As a child, Hannah disobeyed her grandmother and wandered off the beaten path in the Lost Woods. She discovered a wolf with one leg badly mangled by a fallen tree. The wolf morphed into a young boy before her eyes, and these two proceed to have a most adult-sounding conversation for their supposed age, sigh. Still, she learned that his name was Stephan and he was on a soul journey – a tradition for young boys among his people – when he found himself in his situation. They bonded, but he was gone in the morning. (Don’t be silly, they were kids – nothing sexual happened.)
We then cut to Hannah a couple of years down the road, when she is now twenty and her country is at war with the neighboring country. When enemy invaders attack her defenseless village, she flees without knowing where she is going. Guess who shows up to save her from those men who wish to capture her and sell her off to the slave market.

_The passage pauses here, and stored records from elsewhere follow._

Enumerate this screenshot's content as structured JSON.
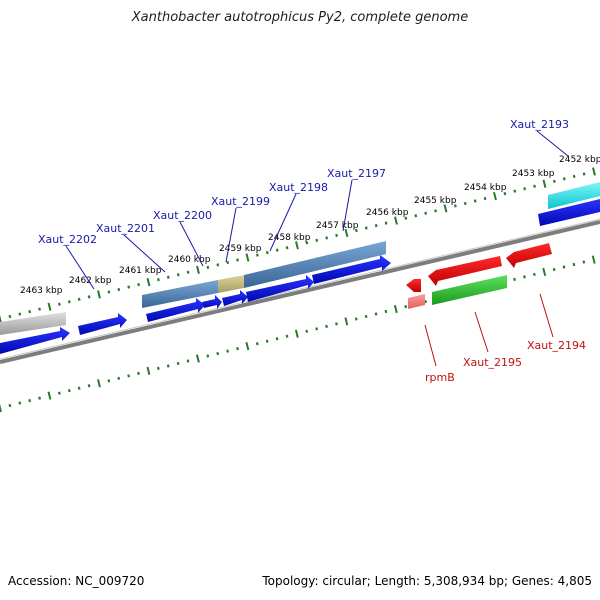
{
  "title": "Xanthobacter autotrophicus Py2, complete genome",
  "footer": {
    "accession": "Accession: NC_009720",
    "topology": "Topology: circular; Length: 5,308,934 bp; Genes: 4,805"
  },
  "colors": {
    "tick": "#2a7a2a",
    "backbone": "#7d7d7d",
    "gene_blue": "#0a14e0",
    "gene_red": "#ee1010",
    "gene_green": "#2ab82a",
    "cds_steel": "#4a7bb0",
    "cds_olive": "#bdb27a",
    "cds_cyan": "#14e0e8",
    "cds_gray": "#b4b4b4",
    "forward_label": "#1a1aa8",
    "reverse_label": "#c01010"
  },
  "kbp_ticks": [
    "2452 kbp",
    "2453 kbp",
    "2454 kbp",
    "2455 kbp",
    "2456 kbp",
    "2457 kbp",
    "2458 kbp",
    "2459 kbp",
    "2460 kbp",
    "2461 kbp",
    "2462 kbp",
    "2463 kbp"
  ],
  "forward_labels": [
    "Xaut_2193",
    "Xaut_2197",
    "Xaut_2198",
    "Xaut_2199",
    "Xaut_2200",
    "Xaut_2201",
    "Xaut_2202"
  ],
  "reverse_labels": [
    "Xaut_2194",
    "Xaut_2195",
    "rpmB"
  ]
}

This one is more of a “lost girl finds haven among the natives” story than a tale of evil wolves and Freudian innuendos involving woodcutters and grandmothers, and it could have been a pleasant, if predictable, read were not for Ms Carnes’s frequent overuse of flowery prose. Her prose tends to string together adjectives without the author pausing to think whether the adjective is appropriate in the context. For example, when Hannah is terrified and desperate, running through the woods to avoid the men who want to capture her, she still can pause to admire Stephan’s body and drown in his “captivating eyes”. She can also take note of Stephan’s “clean-shaven” jaw when she’s supposed to be scared witless.
The author also favors melodrama, often with unintentionally comical results. When Hannah sees Stephan again, for example, her gasp is loud enough, I’m told, to fill the whole area. That must be some set of lungs she has on her. No wonder Stephan is in love.
The author unfortunately also favors stupidity when it comes to Hannah. Once Hannah is safe from the men who want to capture her, she insists on traveling alone back to her village even when she’s injured. Fortunately, Stephan is there to prevent her from carrying out her stupid decisions. In fact, in this story, Hannah doesn’t have to do anything like thinking complicated thoughts. Everything, from sleeping with Stephan to being his wife, is a decision either forced upon her by fate or made for her by other people. With Hannah’s potential to accidentally kill herself while bending over to tie a shoelace, this is no doubt the best way to go.
Wolf feels too overwritten for its own good and yet, the whole story feels artificial. Dear Grandma is not amused, I’m afraid.